Que incluso algo tan importante lo hubiera olvidado.
De verdad quería recordar todo cuanto antes.
“Mientras Lord Alfred no se mueva, así será, supongo. Pero, dado que usted ha quedado en este estado, para ser sincera, no quiero tener nada que ver con la princesa Isabella.”
Ante la voz fría de Melina, Sierra se sobresaltó.
“Lo siento. Te he hecho preocuparte mucho también a ti, Melina. Pero no quiero que, por mi culpa, el asunto de la maldición de la princesa Isabella quede sin que sepamos nada.”
Desde que se desmayó hasta ahora, Melina, que estaba a su lado, seguramente se había preocupado más allá de lo imaginable.
Por eso, entendía que no debía preocuparla más.
Aun así, si alguien estaba en problemas, quería hacer lo que estuviera en su mano.
“Siendo usted, estaba segura de que diría eso. Por eso no quería contárselo.”
Ante esas palabras algo mohínas, Sierra sintió la amabilidad de Melina y sonrió.
Y se puso en pie para abrazar a su doncella querida.
“Gracias por contármelo, Melina.”
“Pero no permitiré bajo ningún concepto que la señora se exponga a un peligro.”
“Jeje, tendré cuidado.”
Seguramente Melina aún no le había contado todo a Sierra. Así lo sintió.
Aun así, era porque se preocupaba por Sierra.
(Sólo tengo que recordar.)
Por eso, para tirar de los recuerdos olvidados, quería hacer sonar la caja de música, prueba del amor entre ella y Alfred.
“Melina, ¿no habrá algo más que Lord Alfred me diera antes de que perdiera la memoria?”
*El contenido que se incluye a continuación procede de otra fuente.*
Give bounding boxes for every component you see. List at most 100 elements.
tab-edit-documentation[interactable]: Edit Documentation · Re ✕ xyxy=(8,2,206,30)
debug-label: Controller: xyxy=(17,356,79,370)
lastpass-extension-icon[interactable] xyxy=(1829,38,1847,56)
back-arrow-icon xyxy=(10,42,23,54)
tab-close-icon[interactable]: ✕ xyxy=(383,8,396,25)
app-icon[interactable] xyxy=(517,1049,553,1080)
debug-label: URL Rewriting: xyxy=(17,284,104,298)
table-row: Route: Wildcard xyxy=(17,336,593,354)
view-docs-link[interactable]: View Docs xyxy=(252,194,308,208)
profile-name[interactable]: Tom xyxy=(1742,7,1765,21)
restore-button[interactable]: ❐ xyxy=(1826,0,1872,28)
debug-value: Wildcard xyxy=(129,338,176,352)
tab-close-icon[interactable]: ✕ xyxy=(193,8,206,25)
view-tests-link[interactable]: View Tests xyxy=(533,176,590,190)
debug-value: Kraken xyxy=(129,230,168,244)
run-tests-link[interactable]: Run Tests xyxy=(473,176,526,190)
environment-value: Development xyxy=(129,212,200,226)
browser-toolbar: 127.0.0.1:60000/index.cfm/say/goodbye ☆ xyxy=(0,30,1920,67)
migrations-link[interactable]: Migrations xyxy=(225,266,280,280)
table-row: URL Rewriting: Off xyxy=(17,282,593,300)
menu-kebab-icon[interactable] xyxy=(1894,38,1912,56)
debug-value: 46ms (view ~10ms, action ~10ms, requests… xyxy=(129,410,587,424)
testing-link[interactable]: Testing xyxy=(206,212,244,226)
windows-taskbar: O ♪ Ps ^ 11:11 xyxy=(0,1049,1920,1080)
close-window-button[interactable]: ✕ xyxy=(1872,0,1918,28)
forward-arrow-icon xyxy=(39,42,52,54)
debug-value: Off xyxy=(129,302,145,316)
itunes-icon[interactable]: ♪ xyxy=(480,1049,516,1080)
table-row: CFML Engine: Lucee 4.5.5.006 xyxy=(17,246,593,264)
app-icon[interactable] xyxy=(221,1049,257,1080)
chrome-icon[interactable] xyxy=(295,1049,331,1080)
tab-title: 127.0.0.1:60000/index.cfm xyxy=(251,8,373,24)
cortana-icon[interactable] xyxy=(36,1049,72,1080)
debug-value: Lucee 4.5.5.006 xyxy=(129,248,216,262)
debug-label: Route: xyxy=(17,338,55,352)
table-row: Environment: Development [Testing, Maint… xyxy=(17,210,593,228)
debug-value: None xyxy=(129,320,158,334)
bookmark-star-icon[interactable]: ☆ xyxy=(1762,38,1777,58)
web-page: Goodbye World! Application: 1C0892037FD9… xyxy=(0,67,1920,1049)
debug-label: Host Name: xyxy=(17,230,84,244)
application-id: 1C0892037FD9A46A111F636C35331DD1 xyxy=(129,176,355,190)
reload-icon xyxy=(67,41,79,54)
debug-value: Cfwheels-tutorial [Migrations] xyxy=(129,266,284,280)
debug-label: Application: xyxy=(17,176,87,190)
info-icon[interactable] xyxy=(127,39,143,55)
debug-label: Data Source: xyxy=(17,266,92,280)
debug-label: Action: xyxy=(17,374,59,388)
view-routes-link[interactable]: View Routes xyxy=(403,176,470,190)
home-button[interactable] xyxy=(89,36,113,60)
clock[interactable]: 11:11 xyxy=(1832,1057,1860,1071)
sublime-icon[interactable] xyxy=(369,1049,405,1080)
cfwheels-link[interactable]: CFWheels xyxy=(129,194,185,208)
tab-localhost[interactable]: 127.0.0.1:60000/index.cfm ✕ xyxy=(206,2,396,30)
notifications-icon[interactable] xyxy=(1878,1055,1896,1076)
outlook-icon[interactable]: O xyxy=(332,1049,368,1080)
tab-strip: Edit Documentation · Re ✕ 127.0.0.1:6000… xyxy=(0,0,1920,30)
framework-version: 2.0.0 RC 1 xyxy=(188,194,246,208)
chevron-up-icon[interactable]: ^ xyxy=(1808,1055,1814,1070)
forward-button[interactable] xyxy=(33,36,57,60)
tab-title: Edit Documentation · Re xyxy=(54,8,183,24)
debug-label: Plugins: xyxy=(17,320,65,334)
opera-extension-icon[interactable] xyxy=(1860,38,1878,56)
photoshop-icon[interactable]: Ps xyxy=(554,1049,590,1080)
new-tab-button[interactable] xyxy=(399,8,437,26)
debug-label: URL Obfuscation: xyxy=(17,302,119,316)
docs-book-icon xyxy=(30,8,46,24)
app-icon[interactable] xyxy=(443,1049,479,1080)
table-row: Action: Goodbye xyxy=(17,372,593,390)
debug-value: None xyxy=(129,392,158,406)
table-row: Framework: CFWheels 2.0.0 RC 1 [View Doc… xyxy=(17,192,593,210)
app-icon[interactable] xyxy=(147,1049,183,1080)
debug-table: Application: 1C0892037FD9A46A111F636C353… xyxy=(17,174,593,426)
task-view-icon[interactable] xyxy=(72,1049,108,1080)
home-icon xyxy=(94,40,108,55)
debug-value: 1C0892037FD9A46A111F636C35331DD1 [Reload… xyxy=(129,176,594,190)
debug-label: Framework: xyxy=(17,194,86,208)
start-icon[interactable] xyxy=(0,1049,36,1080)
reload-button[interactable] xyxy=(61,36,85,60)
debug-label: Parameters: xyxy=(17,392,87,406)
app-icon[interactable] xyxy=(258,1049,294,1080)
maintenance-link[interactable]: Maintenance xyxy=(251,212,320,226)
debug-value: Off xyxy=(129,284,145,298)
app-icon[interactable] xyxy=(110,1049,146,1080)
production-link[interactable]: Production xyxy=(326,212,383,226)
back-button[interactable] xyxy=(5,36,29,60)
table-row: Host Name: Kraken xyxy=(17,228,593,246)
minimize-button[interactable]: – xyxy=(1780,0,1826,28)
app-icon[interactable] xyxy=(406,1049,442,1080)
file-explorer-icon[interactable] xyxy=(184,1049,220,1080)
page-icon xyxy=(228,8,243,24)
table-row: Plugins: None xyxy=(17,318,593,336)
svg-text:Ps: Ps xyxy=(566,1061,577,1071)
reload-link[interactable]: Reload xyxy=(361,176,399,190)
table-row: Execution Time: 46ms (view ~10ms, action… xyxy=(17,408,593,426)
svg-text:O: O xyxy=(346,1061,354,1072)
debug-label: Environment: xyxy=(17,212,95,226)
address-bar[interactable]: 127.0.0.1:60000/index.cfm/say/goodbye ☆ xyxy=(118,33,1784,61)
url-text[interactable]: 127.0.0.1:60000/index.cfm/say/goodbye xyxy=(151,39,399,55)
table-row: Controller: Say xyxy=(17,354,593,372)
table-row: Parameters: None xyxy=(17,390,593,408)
“Pues veamos… Aunque lo hubiera, no sé si habría algo que nos hubiéramos llevado hasta el lugar del viaje. Usted decía que no quería perder nunca un regalo de Lord Alfred…”
“Algo que fuera especialmente valioso, o algo que llevara siempre encima, ¿no hay?”
En el exterior de la caja de madera estaban tallados motivos florales y se incrustaban pequeñas gemas; era tan hermosa que, si le hubieran dicho que era un adorno, se lo habría creído.
De hecho, la primera vez que la vio, Sierra no pensó que aquella caja de madera fuera una caja de música.
Tenía tal nivel de ornamentación y, además, en la tapa inferior había un mecanismo amoroso.
Seguramente, la llave tampoco sería normal.
Sin embargo, era un regalo para su esposa.
No tendría sentido si Sierra no pudiera hacerla sonar. No debía de ser un mecanismo tan complicado.
“Ahora que lo pienso…”
Lo que Melina miró fue el collar que brillaba en el pecho de Sierra.
Dentro de un cristal del tamaño de la uña del meñique, la luz hacía parecer que un arcoíris estaba encerrado.
Y ese color se parecía mucho al color de los ojos de Sierra.
“Por costumbre, no me había fijado, pero ahora que lo pienso, usted siempre llevaba este collar. Creo que este collar también fue un regalo de su señor esposo más o menos por la misma época que la caja de música.”
“¿De verdad?”
Sierra se quitó el collar y enseguida preparó la caja de música.
En la base que sostenía el cristal del collar había una especie de marca como de roce.
Era un lugar que no se rayaría si se usara simplemente como collar.
Y en el lateral de la caja de madera había un motivo donde encajaba a la perfección.
Clac. Cuando Sierra lo encajó, el interior de la caja de madera comenzó a moverse.
Y entonces, el timbre que llegó a sus oídos fue—
Una melodía dulce, que caldeaba el pecho.
La conocía.
Incluso sin palabras, con sólo escuchar esta pieza lo comprendía.
Que el amor de Alfred era auténtico. Cuánto era amada ella.
Desde la infancia, siempre había escuchado esa canción en lugar de palabras de amor.
Era la canción de amor compuesta por su padre.
Una canción que amó junto a su madre.
(Ah, madre…)
Las lágrimas le corrieron por las mejillas.
“… Hic, hue, uuh…”
Diversas emociones se arremolinaron como una corriente turbia, y se le escaparon los sollozos.
Le dolía el pecho, le resultaba doloroso. Le dolía la cabeza.
Aun así, la dulce melodía rebosaba de amor. La guiaba a Sierra.
(… Lo he recordado, todo. Lo de madre, lo del “Bosque Maldito”, lo de Lord Alfred…)
Aun así, los recuerdos que regresaron de golpe no le permitieron calmar el corazón con facilidad, y Sierra siguió llorando emitiendo voces que no se convertían en palabras.
Melina le acariciaba la espalda con dulzura.